At last, with that barrier removed, he could physically touch her. Kristoph grasped his wife’s hand and was pleased when he felt her fingers tighten around his.

“Marion,” he whispered. “I’m here for you, my love. I will always be here for you.”

“I know,” she whispered back hoarsely. “I felt you there.”

“Don’t try to talk,” he said, putting his hand on her forehead. “I can feel your thoughts and save you the trouble.”

“You should sleep,” she told him mentally. “You will be tired.”

“As you perfectly well know, I am a Time Lord. I don’t need sleep as much as others do. Besides, how could I sleep when you were in such distress. My dear, why didn’t you tell me?”

“I didn’t know,” she answered. “I felt cold and tired all day… even inside all the furs I was chilled. But I didn’t want to complain. I didn’t want to seem weak. The people here on this world….”

“The people of Domhan Fuar have bodies that are adapted to their environment. Their blood is thicker and redder and contains more oxygen than anyone other than the Inuits of your own world. Even the slender women have fat layers just beneath the skin that protect them from the cold. My species can regulate their body heat by the power of thought. You, alone, were vulnerable, and you should have spoken up, sweetheart. Nobody would have thought badly of you. Nobody would have thought you weak, least of all, me.”

“I was silly, wasn’t I?”

“Yes, but you’re forgiven. Besides, it was my fault for not noticing that you were uncomfortable.”

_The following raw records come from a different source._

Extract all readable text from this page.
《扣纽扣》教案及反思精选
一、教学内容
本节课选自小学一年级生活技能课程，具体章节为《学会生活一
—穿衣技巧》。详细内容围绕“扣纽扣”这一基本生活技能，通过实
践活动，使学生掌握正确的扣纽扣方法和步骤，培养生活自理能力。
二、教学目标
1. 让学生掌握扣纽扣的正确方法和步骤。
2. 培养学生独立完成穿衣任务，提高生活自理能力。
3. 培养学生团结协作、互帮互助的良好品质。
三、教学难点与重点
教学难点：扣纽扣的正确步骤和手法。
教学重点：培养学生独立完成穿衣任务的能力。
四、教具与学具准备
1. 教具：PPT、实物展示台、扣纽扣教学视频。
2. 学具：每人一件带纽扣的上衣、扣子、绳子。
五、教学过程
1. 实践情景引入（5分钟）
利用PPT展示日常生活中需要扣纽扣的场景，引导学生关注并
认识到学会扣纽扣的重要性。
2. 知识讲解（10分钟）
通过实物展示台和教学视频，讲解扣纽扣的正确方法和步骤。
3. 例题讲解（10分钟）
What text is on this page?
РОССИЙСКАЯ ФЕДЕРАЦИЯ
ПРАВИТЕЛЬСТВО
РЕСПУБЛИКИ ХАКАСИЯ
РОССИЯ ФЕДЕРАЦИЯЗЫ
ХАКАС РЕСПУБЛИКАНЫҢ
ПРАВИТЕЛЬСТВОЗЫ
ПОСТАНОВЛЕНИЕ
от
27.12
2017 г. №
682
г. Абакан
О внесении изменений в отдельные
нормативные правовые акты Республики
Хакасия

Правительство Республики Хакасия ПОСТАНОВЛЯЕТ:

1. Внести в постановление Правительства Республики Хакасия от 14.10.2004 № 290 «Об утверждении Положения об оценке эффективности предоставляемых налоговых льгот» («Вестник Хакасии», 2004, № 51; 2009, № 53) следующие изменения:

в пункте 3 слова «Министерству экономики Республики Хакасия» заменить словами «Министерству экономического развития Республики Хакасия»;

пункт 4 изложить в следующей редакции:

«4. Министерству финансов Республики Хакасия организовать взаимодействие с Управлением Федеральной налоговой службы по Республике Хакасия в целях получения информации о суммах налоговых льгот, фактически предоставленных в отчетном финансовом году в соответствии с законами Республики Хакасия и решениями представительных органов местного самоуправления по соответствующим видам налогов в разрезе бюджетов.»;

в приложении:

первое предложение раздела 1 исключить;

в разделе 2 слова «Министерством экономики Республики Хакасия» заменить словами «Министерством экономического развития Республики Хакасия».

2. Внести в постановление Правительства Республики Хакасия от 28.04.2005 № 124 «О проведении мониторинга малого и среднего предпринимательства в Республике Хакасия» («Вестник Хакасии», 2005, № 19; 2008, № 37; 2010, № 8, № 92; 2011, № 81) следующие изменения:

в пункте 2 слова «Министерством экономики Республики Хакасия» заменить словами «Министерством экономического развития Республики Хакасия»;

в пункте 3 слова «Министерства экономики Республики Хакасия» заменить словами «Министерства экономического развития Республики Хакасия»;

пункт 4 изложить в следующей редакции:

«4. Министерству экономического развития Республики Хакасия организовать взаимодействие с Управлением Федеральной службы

“I forgive you for that,” Marion replied.

“You already did,” Kristoph assured her. “Now, can you manage to swallow a little honey mixture that will soothe your throat, and then go back to sleep for a few more hours. There will be a worried child awake in a bit, who will insist on seeing for herself that you are on the mend.”

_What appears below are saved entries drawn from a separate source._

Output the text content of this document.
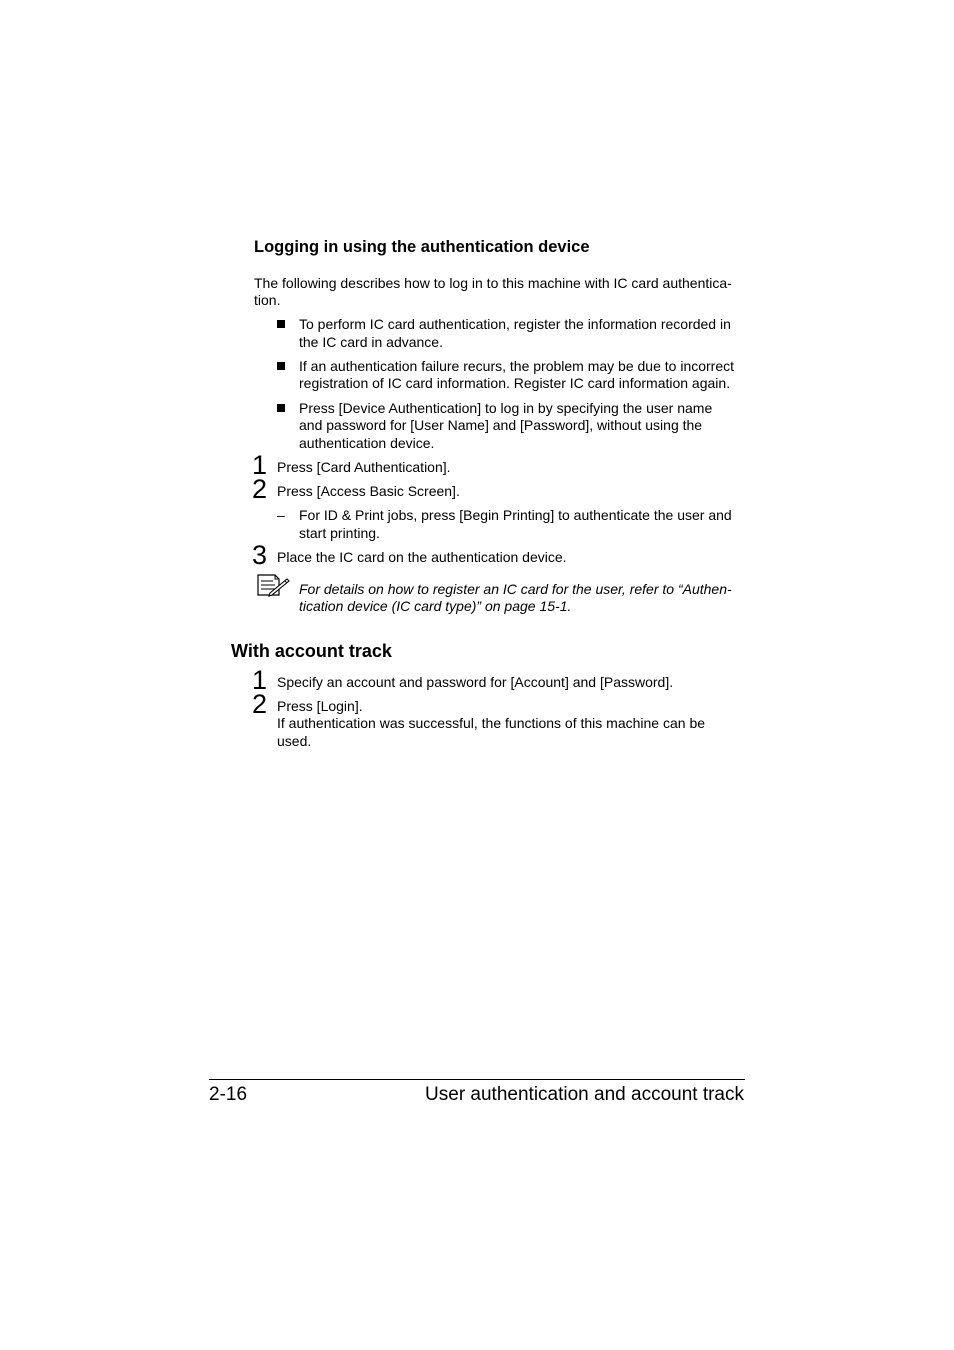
Logging in using the authentication device
The following describes how to log in to this machine with IC card authentica-
tion.
To perform IC card authentication, register the information recorded in
the IC card in advance.
If an authentication failure recurs, the problem may be due to incorrect
registration of IC card information. Register IC card information again.
Press [Device Authentication] to log in by specifying the user name
and password for [User Name] and [Password], without using the
authentication device.
1 Press [Card Authentication].
2 Press [Access Basic Screen].
– For ID & Print jobs, press [Begin Printing] to authenticate the user and
start printing.
3 Place the IC card on the authentication device.
For details on how to register an IC card for the user, refer to “Authen-
tication device (IC card type)” on page 15-1.
With account track
1 Specify an account and password for [Account] and [Password].
2 Press [Login].
If authentication was successful, the functions of this machine can be
used.
2-16	User authentication and account track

She took some of the soothing drink and then relaxed into a much more normal sleep than at any time of the night. Yes, she was on the mend, though it would be some days before she was ready to get up from her bed, and some time after that before she was completely well.

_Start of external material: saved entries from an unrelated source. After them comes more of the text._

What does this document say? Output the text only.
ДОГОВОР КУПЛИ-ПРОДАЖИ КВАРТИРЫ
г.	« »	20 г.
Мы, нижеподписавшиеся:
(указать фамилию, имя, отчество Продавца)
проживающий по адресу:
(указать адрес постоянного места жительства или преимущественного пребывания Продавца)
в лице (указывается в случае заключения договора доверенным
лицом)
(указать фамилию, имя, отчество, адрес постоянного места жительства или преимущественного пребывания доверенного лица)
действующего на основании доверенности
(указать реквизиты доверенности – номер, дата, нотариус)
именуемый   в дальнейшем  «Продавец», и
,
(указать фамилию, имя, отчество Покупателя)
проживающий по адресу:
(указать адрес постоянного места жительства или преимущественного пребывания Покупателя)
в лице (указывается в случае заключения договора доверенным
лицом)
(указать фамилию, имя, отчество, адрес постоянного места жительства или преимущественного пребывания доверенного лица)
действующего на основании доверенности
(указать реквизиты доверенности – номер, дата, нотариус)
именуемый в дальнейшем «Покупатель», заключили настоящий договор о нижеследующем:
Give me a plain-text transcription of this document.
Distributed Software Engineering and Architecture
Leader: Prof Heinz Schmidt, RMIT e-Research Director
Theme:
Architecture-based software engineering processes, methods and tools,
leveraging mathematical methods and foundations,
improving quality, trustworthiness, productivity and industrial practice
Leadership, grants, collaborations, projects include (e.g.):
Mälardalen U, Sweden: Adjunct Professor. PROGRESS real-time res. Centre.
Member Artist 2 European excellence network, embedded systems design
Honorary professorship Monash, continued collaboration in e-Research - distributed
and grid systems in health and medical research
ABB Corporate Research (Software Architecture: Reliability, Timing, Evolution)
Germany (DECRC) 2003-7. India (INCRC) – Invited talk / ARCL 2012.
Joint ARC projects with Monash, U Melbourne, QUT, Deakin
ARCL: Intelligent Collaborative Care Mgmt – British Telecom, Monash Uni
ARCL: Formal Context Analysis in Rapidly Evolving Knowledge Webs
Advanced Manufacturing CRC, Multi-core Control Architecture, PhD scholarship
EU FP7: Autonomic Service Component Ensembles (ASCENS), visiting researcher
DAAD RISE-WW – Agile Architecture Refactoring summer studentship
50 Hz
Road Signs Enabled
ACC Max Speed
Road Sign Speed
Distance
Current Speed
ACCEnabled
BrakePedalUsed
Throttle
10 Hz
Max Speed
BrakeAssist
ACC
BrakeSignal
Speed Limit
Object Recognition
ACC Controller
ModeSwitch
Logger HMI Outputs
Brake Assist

As predicted, Rodan insisted on seeing Marion as soon as she was washed and dressed, and before her breakfast. Her foster mother was awake and sitting up, taking some oxygen through the face mask that she set aside in order to hug the child.

“I’ll be in bed for a few days,” she said. “But after that I’ll be all right. You’re not to worry. Aren’t you going for a sled ride yourself today? You’ll enjoy that. And you can tell me all about it when you get back.”

As soon as Rodan had gone from the room Marion reached for the oxygen again, then had to set it aside as she coughed painfully. She was far from well, yet. That audience with the child had exhausted her. When the coughing fit was over, Kristoph made her lie down with the mask on and rest. He talked to her telepathically, relieving her from the struggle to speak as she fell into a deep sleep.

When she woke again a few hours later, she drank some more honey mixture and had some soup. Then a little more honey mixture and a dose of medicine. Kristoph meanwhile explained to her the revised plans he had discussed with his aides during the morning.

“I have cancelled all but one of the last four places we were meant to visit,” he said. “I would bring us all home to Gallifrey straight away except that the one exception is a place that is very therapeutic and will do you good. It is also important for another reason, and it has taken a lot of planning to visit that world at all. Can you bear another week of bedrest and then a visit to a place that I have heard is NEVER cold before we go home to Gallifrey?”

“Home to Gallifrey!” Marion smiled beneath the oxygen mask. “That sounds good. But I can wait a little bit longer for a visit to a planet where it is never cold. Especially if it is important to you.”

Kristoph smiled, too, though he felt a sudden pang of homesickness himself. Home to Gallifrey almost did seem the more tempting idea. But going to the sacred Time Lord planet of SangC'lune first WAS important.